SACRAMENTO, CA -- The California Air Resources Board (CARB) has posted a package of staff-proposed Advanced Clean Car regulations, which the board will consider for adoption on Jan. 26, 2012.

On Jan. 26, CARB will consider proposed amendments to the state’s clean fuels outlet regulation, zero-emission vehicles regulation, and low-emission vehicles and greenhouse gas regulation

The proposed Advanced Clean Car program, under development over the past three years, includes four major components:

  • Greenhouse gas standard for cars and light trucks, model years 2017-2025   -- This regulation builds on California’s greenhouse gas standard that was later adopted by the federal government as part of a national program. The proposed new standard drops greenhouse gas emissions to 166 grams per mile, a reduction of 34 percent compared to 2016 levels. 
  • Reducing Smog-Forming Emissions -- This regulation calls for California to reduce smog-forming pollution by an additional 75 percent from 2014 levels to help meet more stringent federal air quality standards expected in the next few years. 
  •  Zero Emissions Vehicle Regulation -- This regulation builds on the program in place since 1990 and is designed to rapidly increase ZEV production to early commercial volumes. This is expected to place California on a path to reduce greenhouse gas emissions by 80 percent by 2050. The ZEV regulation is aimed at placing 1.4 million ZEVs on the road by 2025 (15.4 percent of new vehicle sales in that year). By mid-century, 87 percent of cars on the road will need to be full zero-emission vehicles to achieve climate goals.
  • Clean Fuel Outlets -- This regulation requires the construction of hydrogen fueling stations. The number of stations will expand as vehicle manufacturers sell more fuel cell vehicles.

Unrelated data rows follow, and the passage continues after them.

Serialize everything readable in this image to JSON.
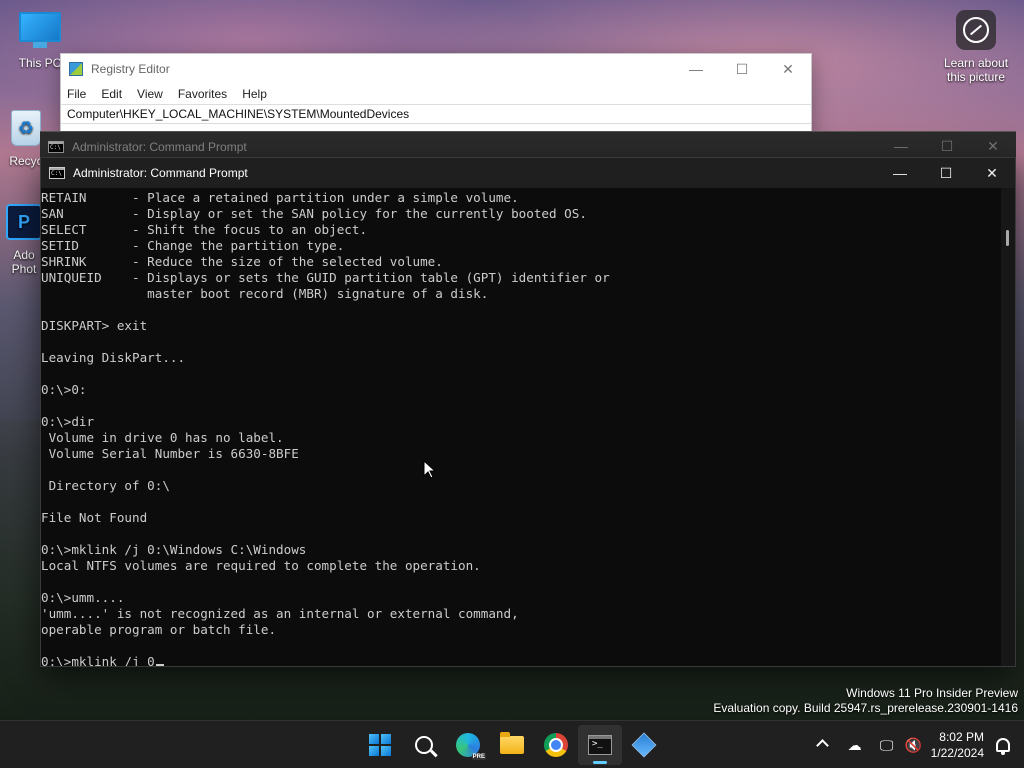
{
  "desktop": {
    "icons": [
      {
        "label": "This PC",
        "icon": "monitor-icon"
      },
      {
        "label": "Recyc",
        "icon": "recycle-bin-icon"
      },
      {
        "label": "Ado",
        "label2": "Phot",
        "icon": "photoshop-icon"
      }
    ],
    "learn_picture": {
      "line1": "Learn about",
      "line2": "this picture",
      "icon": "camera-icon"
    }
  },
  "registry_editor": {
    "title": "Registry Editor",
    "menu": [
      "File",
      "Edit",
      "View",
      "Favorites",
      "Help"
    ],
    "address": "Computer\\HKEY_LOCAL_MACHINE\\SYSTEM\\MountedDevices"
  },
  "cmd_back": {
    "title": "Administrator: Command Prompt"
  },
  "cmd": {
    "title": "Administrator: Command Prompt",
    "lines": [
      "RETAIN      - Place a retained partition under a simple volume.",
      "SAN         - Display or set the SAN policy for the currently booted OS.",
      "SELECT      - Shift the focus to an object.",
      "SETID       - Change the partition type.",
      "SHRINK      - Reduce the size of the selected volume.",
      "UNIQUEID    - Displays or sets the GUID partition table (GPT) identifier or",
      "              master boot record (MBR) signature of a disk.",
      "",
      "DISKPART> exit",
      "",
      "Leaving DiskPart...",
      "",
      "0:\\>0:",
      "",
      "0:\\>dir",
      " Volume in drive 0 has no label.",
      " Volume Serial Number is 6630-8BFE",
      "",
      " Directory of 0:\\",
      "",
      "File Not Found",
      "",
      "0:\\>mklink /j 0:\\Windows C:\\Windows",
      "Local NTFS volumes are required to complete the operation.",
      "",
      "0:\\>umm....",
      "'umm....' is not recognized as an internal or external command,",
      "operable program or batch file.",
      ""
    ],
    "prompt_line": "0:\\>mklink /j 0"
  },
  "watermark": {
    "line1": "Windows 11 Pro Insider Preview",
    "line2": "Evaluation copy. Build 25947.rs_prerelease.230901-1416"
  },
  "taskbar": {
    "apps": [
      {
        "name": "start",
        "icon": "windows-logo-icon"
      },
      {
        "name": "search",
        "icon": "search-icon"
      },
      {
        "name": "edge-beta",
        "icon": "edge-icon",
        "badge": "PRE"
      },
      {
        "name": "file-explorer",
        "icon": "folder-icon"
      },
      {
        "name": "chrome",
        "icon": "chrome-icon"
      },
      {
        "name": "command-prompt",
        "icon": "terminal-icon",
        "active": true
      },
      {
        "name": "registry-editor",
        "icon": "registry-icon"
      }
    ],
    "tray": {
      "time": "8:02 PM",
      "date": "1/22/2024"
    }
  },
  "colors": {
    "console_bg": "#0c0c0c",
    "console_fg": "#cccccc",
    "taskbar_bg": "#202020",
    "active_indicator": "#60cdff"
  }
}
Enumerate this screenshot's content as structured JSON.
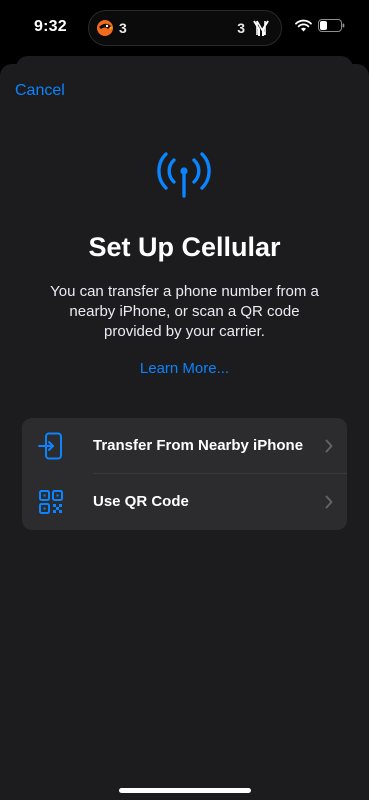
{
  "status_bar": {
    "time": "9:32",
    "live_activity": {
      "away_score": "3",
      "home_score": "3",
      "away_team_icon": "orioles-bird-icon",
      "home_team_icon": "yankees-logo-icon"
    },
    "icons": [
      "wifi-icon",
      "battery-icon"
    ]
  },
  "nav": {
    "cancel_label": "Cancel"
  },
  "hero": {
    "icon": "cellular-antenna-icon",
    "title": "Set Up Cellular",
    "description": "You can transfer a phone number from a nearby iPhone, or scan a QR code provided by your carrier.",
    "learn_more": "Learn More..."
  },
  "options": [
    {
      "label": "Transfer From Nearby iPhone",
      "icon": "transfer-phone-icon"
    },
    {
      "label": "Use QR Code",
      "icon": "qr-code-icon"
    }
  ],
  "colors": {
    "accent": "#0a84ff",
    "sheet": "#1c1c1e",
    "card": "#2c2c2e",
    "background": "#000000"
  }
}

“These rules will make California the advanced car capital of the world, driving the innovation, patents and technology that will generate thousands of jobs here, and set the stage for us to compete in the global clean car marketplace,” said CARB Executive Officer James N. Goldstene.

When fully implemented, annual fuel costs to operate a car are expected to drop by an average of 25 percent, with an overall cumulative savings of $22 billion by 2025, according to staff analysis. Further, greenhouse gas emissions from cars will be cut 34 percent from 2016 levels. 

Many of the technologies that reduce climate change emissions also significantly reduce the operating costs of passenger vehicles on a month-to-month basis for consumers. According to state staff analysis, the advanced technologies used to achieve the new smog and greenhouse gas standards will increase a new vehicle’s price in 2025 by about $1,900 -- a sum more than offset by $6,000 in fuel cost savings over the life of the car. This will reduce the monthly cost of a new car by $12, even when considering the higher cost of the loan or lease, staff concluded. 

According to state staff analysis, the proposed Advanced Clean Cars package of regulations is designed to deliver:  

  • A savings of $5 billion in operating costs in 2025 for California drivers. This will rise to $10 billion in 2030 when more advanced cars are on the road
  • A 75-percent reduction in smog-forming emissions by 2025
  • Zero-emission or plug-in hybrid vehicles accounting for one in seven new cars sold in California in 2025 (15.4 percent)
  • A total of 1.4 million zero-emission and plug-in hybrid vehicles on the road in California by 2025
  • A reduction of 52 million tons of greenhouse gases by 2025, the equivalent of taking 10 million cars off the road
  • A cumulative reduction of more than 870 million metric tons of greenhouse gases through 2050.